LOST SOVEREIGNITY - OIL-RICH FUND EYEING FORECLOSED US HOMES (August 10 – NY Post)

There's a new land grab starting in America. Foreign money, which up to now has focused its attention on investing in iconic commercial real estate - like Barneys New York and the Chrysler Building - is now moving to scoop up tens of thousands of discounted foreclosed homes across the country.

One sovereign fund, said to have earmarked $29 billion to purchase foreclosed residential real estate, recently hired a West Coast mortgage broker and is starting to search for bargains, The Post has learned.


Well isn’t this just dandy. Foreign central banks buy our bonds and drive down our interest rates. This sets the stage for a housing bubble that causes a lot of people to get into trouble buying more house than they can afford. Now the same countries are stepping back into the mess buying US properties for ~50 cents on the dollar with the same money that they originally used to drive down interest rates. The circle is complete.


I, for one, am not at all happy with the prospect of selling our domestic assets (houses!) to foreign “sovereign wealth funds” (read: recycled oil and trade deficit money). The price of our overspending would seem to be the loss of our homes to the very people we bought too much from on credit. While I am normally a big a fan of consequences, this sticks in my throat.


Three major US naval strike forces due this week in Persian Gulf (Aug 11 – Debka)

DEBKAfile’s military sources note that the arrival of the three new American flotillas will raise to five the number of US strike forces in Middle East waters – an unprecedented build-up since the crisis erupted over Iran’s nuclear program.

This vast naval and air strength consists of more than 40 warships and submarines, some of the latter nuclear-armed, opposite the Islamic Republic, a concentration last seen just before the US-led invasion of Iraq in 2003.


I don’t normally post ‘news’ items from Debka (which I consider to mainly be a form of propaganda), but this seems to provide confirmation of other rumors that I was tracking down this weekend concerning a very large naval flotilla heading towards the Middle East. What is left unsaid in this article is that the arriving ships are meant to replace departing ships. However, if that does not come to pass, then this will be the largest naval presence since, uh, well, since the 2003 attack and invasion of Iraq.


This bears watching.


Credit default swap market under scrutiny (Aug 10 – IHT)

Credit default swaps, known as CDS's, allow investors to bet on a company's prospects or hedge against possible default by an issuer whose debt they hold. If a default occurs, the party providing the credit protection - the seller - must make the buyer whole on the amount of insurance bought.

At the urging of Eric Dinallo, the New York State insurance superintendent, Merrill Lynch agreed two weeks ago to unwind $3.7 billion of insurance it had bought on the mortgage-related obligations. Merrill received $500 million from XL Capital to close out the insurance contract that one of its former subsidiaries, Security Capital Assurance, had written.

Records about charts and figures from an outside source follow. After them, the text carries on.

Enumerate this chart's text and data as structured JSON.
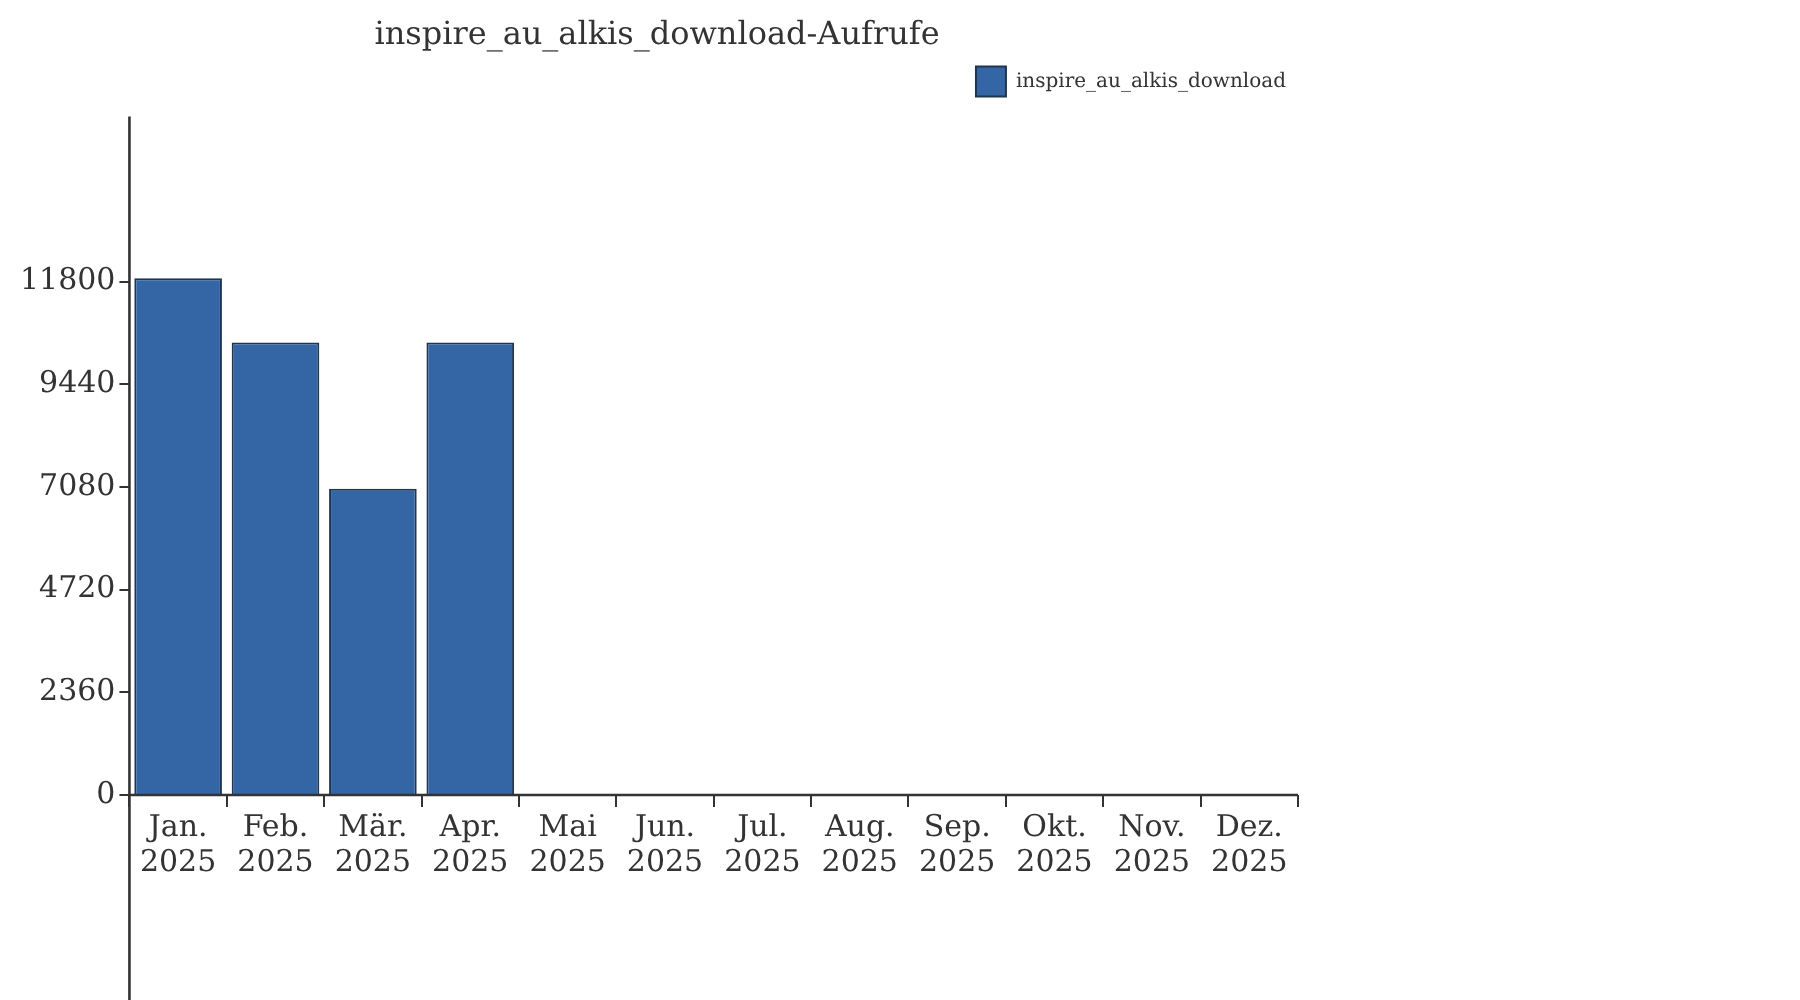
{
  "chart_data": {
    "type": "bar",
    "title": "inspire_au_alkis_download-Aufrufe",
    "categories": [
      "Jan.\n2025",
      "Feb.\n2025",
      "Mär.\n2025",
      "Apr.\n2025",
      "Mai\n2025",
      "Jun.\n2025",
      "Jul.\n2025",
      "Aug.\n2025",
      "Sep.\n2025",
      "Okt.\n2025",
      "Nov.\n2025",
      "Dez.\n2025"
    ],
    "series": [
      {
        "name": "inspire_au_alkis_download",
        "color": "#3465a4",
        "values": [
          11880,
          10400,
          7040,
          10400,
          0,
          0,
          0,
          0,
          0,
          0,
          0,
          0
        ]
      }
    ],
    "ylim": [
      0,
      15600
    ],
    "yticks": [
      0,
      2360,
      4720,
      7080,
      9440,
      11800
    ],
    "grid": false,
    "legend": "top right"
  }
}
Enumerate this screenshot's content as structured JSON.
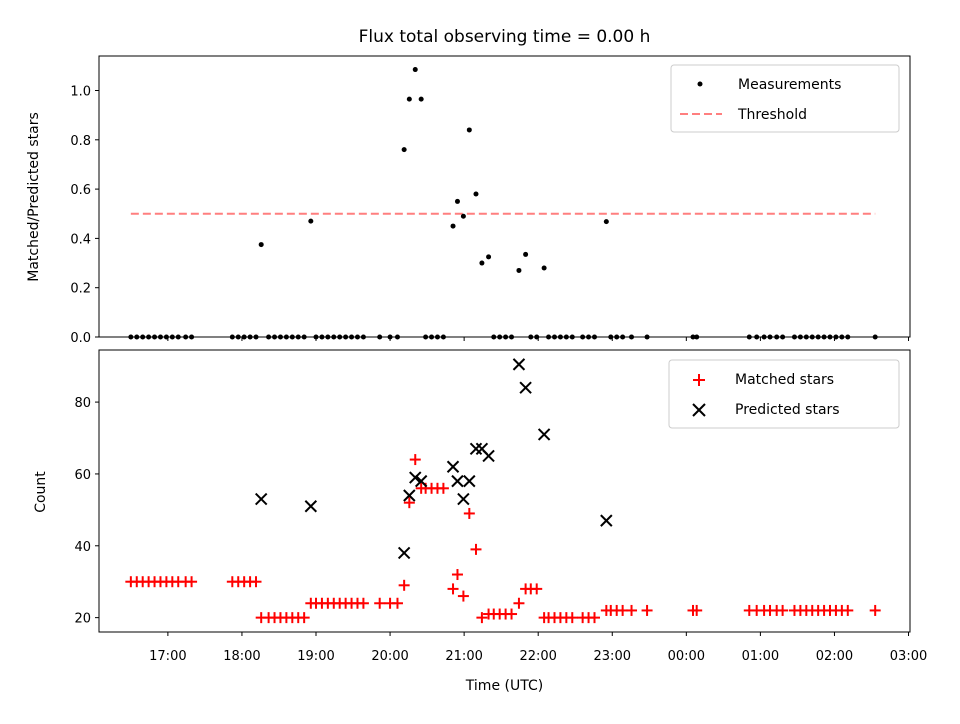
{
  "chart_data": [
    {
      "type": "scatter",
      "title": "Flux total observing time = 0.00 h",
      "xlabel": "",
      "ylabel": "Matched/Predicted stars",
      "xlim": [
        16.07,
        27.02
      ],
      "ylim": [
        0,
        1.14
      ],
      "x_tick_labels": [
        "17:00",
        "18:00",
        "19:00",
        "20:00",
        "21:00",
        "22:00",
        "23:00",
        "00:00",
        "01:00",
        "02:00",
        "03:00"
      ],
      "y_ticks": [
        0.0,
        0.2,
        0.4,
        0.6,
        0.8,
        1.0
      ],
      "y_tick_labels": [
        "0.0",
        "0.2",
        "0.4",
        "0.6",
        "0.8",
        "1.0"
      ],
      "legend": {
        "position": "upper right",
        "entries": [
          "Measurements",
          "Threshold"
        ]
      },
      "colors": {
        "measurements": "#000000",
        "threshold": "#ff7f7f"
      },
      "series": [
        {
          "name": "Measurements",
          "marker": "dot",
          "points": [
            [
              16.5,
              0
            ],
            [
              16.58,
              0
            ],
            [
              16.66,
              0
            ],
            [
              16.74,
              0
            ],
            [
              16.82,
              0
            ],
            [
              16.9,
              0
            ],
            [
              16.98,
              0
            ],
            [
              17.06,
              0
            ],
            [
              17.14,
              0
            ],
            [
              17.24,
              0
            ],
            [
              17.32,
              0
            ],
            [
              17.87,
              0
            ],
            [
              17.95,
              0
            ],
            [
              18.03,
              0
            ],
            [
              18.11,
              0
            ],
            [
              18.19,
              0
            ],
            [
              18.26,
              0.375
            ],
            [
              18.36,
              0
            ],
            [
              18.44,
              0
            ],
            [
              18.52,
              0
            ],
            [
              18.6,
              0
            ],
            [
              18.68,
              0
            ],
            [
              18.76,
              0
            ],
            [
              18.84,
              0
            ],
            [
              18.93,
              0.47
            ],
            [
              19.0,
              0
            ],
            [
              19.08,
              0
            ],
            [
              19.16,
              0
            ],
            [
              19.24,
              0
            ],
            [
              19.32,
              0
            ],
            [
              19.4,
              0
            ],
            [
              19.48,
              0
            ],
            [
              19.56,
              0
            ],
            [
              19.64,
              0
            ],
            [
              19.86,
              0
            ],
            [
              20.0,
              0
            ],
            [
              20.1,
              0
            ],
            [
              20.19,
              0.76
            ],
            [
              20.26,
              0.965
            ],
            [
              20.34,
              1.085
            ],
            [
              20.42,
              0.965
            ],
            [
              20.48,
              0
            ],
            [
              20.56,
              0
            ],
            [
              20.64,
              0
            ],
            [
              20.72,
              0
            ],
            [
              20.85,
              0.45
            ],
            [
              20.91,
              0.55
            ],
            [
              20.99,
              0.49
            ],
            [
              21.07,
              0.84
            ],
            [
              21.16,
              0.58
            ],
            [
              21.24,
              0.3
            ],
            [
              21.33,
              0.325
            ],
            [
              21.4,
              0
            ],
            [
              21.48,
              0
            ],
            [
              21.56,
              0
            ],
            [
              21.64,
              0
            ],
            [
              21.74,
              0.27
            ],
            [
              21.83,
              0.335
            ],
            [
              21.9,
              0
            ],
            [
              21.98,
              0
            ],
            [
              22.08,
              0.28
            ],
            [
              22.14,
              0
            ],
            [
              22.22,
              0
            ],
            [
              22.3,
              0
            ],
            [
              22.38,
              0
            ],
            [
              22.46,
              0
            ],
            [
              22.6,
              0
            ],
            [
              22.68,
              0
            ],
            [
              22.76,
              0
            ],
            [
              22.92,
              0.468
            ],
            [
              22.98,
              0
            ],
            [
              23.06,
              0
            ],
            [
              23.14,
              0
            ],
            [
              23.26,
              0
            ],
            [
              23.47,
              0
            ],
            [
              24.09,
              0
            ],
            [
              24.14,
              0
            ],
            [
              24.85,
              0
            ],
            [
              24.95,
              0
            ],
            [
              25.05,
              0
            ],
            [
              25.13,
              0
            ],
            [
              25.22,
              0
            ],
            [
              25.3,
              0
            ],
            [
              25.46,
              0
            ],
            [
              25.54,
              0
            ],
            [
              25.62,
              0
            ],
            [
              25.7,
              0
            ],
            [
              25.78,
              0
            ],
            [
              25.86,
              0
            ],
            [
              25.94,
              0
            ],
            [
              26.02,
              0
            ],
            [
              26.1,
              0
            ],
            [
              26.18,
              0
            ],
            [
              26.55,
              0
            ]
          ]
        },
        {
          "name": "Threshold",
          "style": "dashed",
          "points": [
            [
              16.5,
              0.5
            ],
            [
              26.55,
              0.5
            ]
          ]
        }
      ]
    },
    {
      "type": "scatter",
      "title": "",
      "xlabel": "Time (UTC)",
      "ylabel": "Count",
      "xlim": [
        16.07,
        27.02
      ],
      "ylim": [
        16,
        94.5
      ],
      "x_ticks": [
        17,
        18,
        19,
        20,
        21,
        22,
        23,
        24,
        25,
        26,
        27
      ],
      "x_tick_labels": [
        "17:00",
        "18:00",
        "19:00",
        "20:00",
        "21:00",
        "22:00",
        "23:00",
        "00:00",
        "01:00",
        "02:00",
        "03:00"
      ],
      "y_ticks": [
        20,
        40,
        60,
        80
      ],
      "y_tick_labels": [
        "20",
        "40",
        "60",
        "80"
      ],
      "legend": {
        "position": "upper right",
        "entries": [
          "Matched stars",
          "Predicted stars"
        ]
      },
      "colors": {
        "matched": "#ff0000",
        "predicted": "#000000"
      },
      "series": [
        {
          "name": "Matched stars",
          "marker": "plus",
          "points": [
            [
              16.5,
              30
            ],
            [
              16.58,
              30
            ],
            [
              16.66,
              30
            ],
            [
              16.74,
              30
            ],
            [
              16.82,
              30
            ],
            [
              16.9,
              30
            ],
            [
              16.98,
              30
            ],
            [
              17.06,
              30
            ],
            [
              17.14,
              30
            ],
            [
              17.24,
              30
            ],
            [
              17.32,
              30
            ],
            [
              17.87,
              30
            ],
            [
              17.95,
              30
            ],
            [
              18.03,
              30
            ],
            [
              18.11,
              30
            ],
            [
              18.19,
              30
            ],
            [
              18.26,
              20
            ],
            [
              18.36,
              20
            ],
            [
              18.44,
              20
            ],
            [
              18.52,
              20
            ],
            [
              18.6,
              20
            ],
            [
              18.68,
              20
            ],
            [
              18.76,
              20
            ],
            [
              18.84,
              20
            ],
            [
              18.93,
              24
            ],
            [
              19.0,
              24
            ],
            [
              19.08,
              24
            ],
            [
              19.16,
              24
            ],
            [
              19.24,
              24
            ],
            [
              19.32,
              24
            ],
            [
              19.4,
              24
            ],
            [
              19.48,
              24
            ],
            [
              19.56,
              24
            ],
            [
              19.64,
              24
            ],
            [
              19.86,
              24
            ],
            [
              20.0,
              24
            ],
            [
              20.1,
              24
            ],
            [
              20.19,
              29
            ],
            [
              20.26,
              52
            ],
            [
              20.34,
              64
            ],
            [
              20.42,
              56
            ],
            [
              20.48,
              56
            ],
            [
              20.56,
              56
            ],
            [
              20.64,
              56
            ],
            [
              20.72,
              56
            ],
            [
              20.85,
              28
            ],
            [
              20.91,
              32
            ],
            [
              20.99,
              26
            ],
            [
              21.07,
              49
            ],
            [
              21.16,
              39
            ],
            [
              21.24,
              20
            ],
            [
              21.33,
              21
            ],
            [
              21.4,
              21
            ],
            [
              21.48,
              21
            ],
            [
              21.56,
              21
            ],
            [
              21.64,
              21
            ],
            [
              21.74,
              24
            ],
            [
              21.83,
              28
            ],
            [
              21.9,
              28
            ],
            [
              21.98,
              28
            ],
            [
              22.08,
              20
            ],
            [
              22.14,
              20
            ],
            [
              22.22,
              20
            ],
            [
              22.3,
              20
            ],
            [
              22.38,
              20
            ],
            [
              22.46,
              20
            ],
            [
              22.6,
              20
            ],
            [
              22.68,
              20
            ],
            [
              22.76,
              20
            ],
            [
              22.92,
              22
            ],
            [
              22.98,
              22
            ],
            [
              23.06,
              22
            ],
            [
              23.14,
              22
            ],
            [
              23.26,
              22
            ],
            [
              23.47,
              22
            ],
            [
              24.09,
              22
            ],
            [
              24.14,
              22
            ],
            [
              24.85,
              22
            ],
            [
              24.95,
              22
            ],
            [
              25.05,
              22
            ],
            [
              25.13,
              22
            ],
            [
              25.22,
              22
            ],
            [
              25.3,
              22
            ],
            [
              25.46,
              22
            ],
            [
              25.54,
              22
            ],
            [
              25.62,
              22
            ],
            [
              25.7,
              22
            ],
            [
              25.78,
              22
            ],
            [
              25.86,
              22
            ],
            [
              25.94,
              22
            ],
            [
              26.02,
              22
            ],
            [
              26.1,
              22
            ],
            [
              26.18,
              22
            ],
            [
              26.55,
              22
            ]
          ]
        },
        {
          "name": "Predicted stars",
          "marker": "x",
          "points": [
            [
              18.26,
              53
            ],
            [
              18.93,
              51
            ],
            [
              20.19,
              38
            ],
            [
              20.26,
              54
            ],
            [
              20.34,
              59
            ],
            [
              20.42,
              58
            ],
            [
              20.85,
              62
            ],
            [
              20.91,
              58
            ],
            [
              20.99,
              53
            ],
            [
              21.07,
              58
            ],
            [
              21.16,
              67
            ],
            [
              21.24,
              67
            ],
            [
              21.33,
              65
            ],
            [
              21.74,
              90.5
            ],
            [
              21.83,
              84
            ],
            [
              22.08,
              71
            ],
            [
              22.92,
              47
            ]
          ]
        }
      ]
    }
  ]
}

The Credit Default Swap market is now more than $60 trillion in size. Of course, because each transaction offsets the other, the whole thing should sum up to zero at any given time. That is, if I am on the buying side of $1 trillion in protection (+1) and you are on the selling side of that $1 trillion (-1), then we could add those up and they’d equal zero. The problem comes in when the market for those derivatives changes in your favor, and you think that your position is now worth $200 billion while my position is worth -$200 billion. You go ahead and merrily mark up your portfolio to reflect this large gain and tell your happy clients how much they have “made,” while I am busy gnawing my fingernails knowing there is no way I could ever pay that amount.


That’s what has been outlined here. Merrill Lynch thought it had a $3.7 billion dollar stake on some CDS insurance it had bought, but only received $500 million or 13% of what it thought it had. IF this is typical, there are LOTS of companies out there sitting on “profits” (possibly already reported to shareholders) that do not exist because they cannot and will not ever be paid. This is called “counterparty risk,” and I have yet to see any financial statements that deduct an amount for this possibility.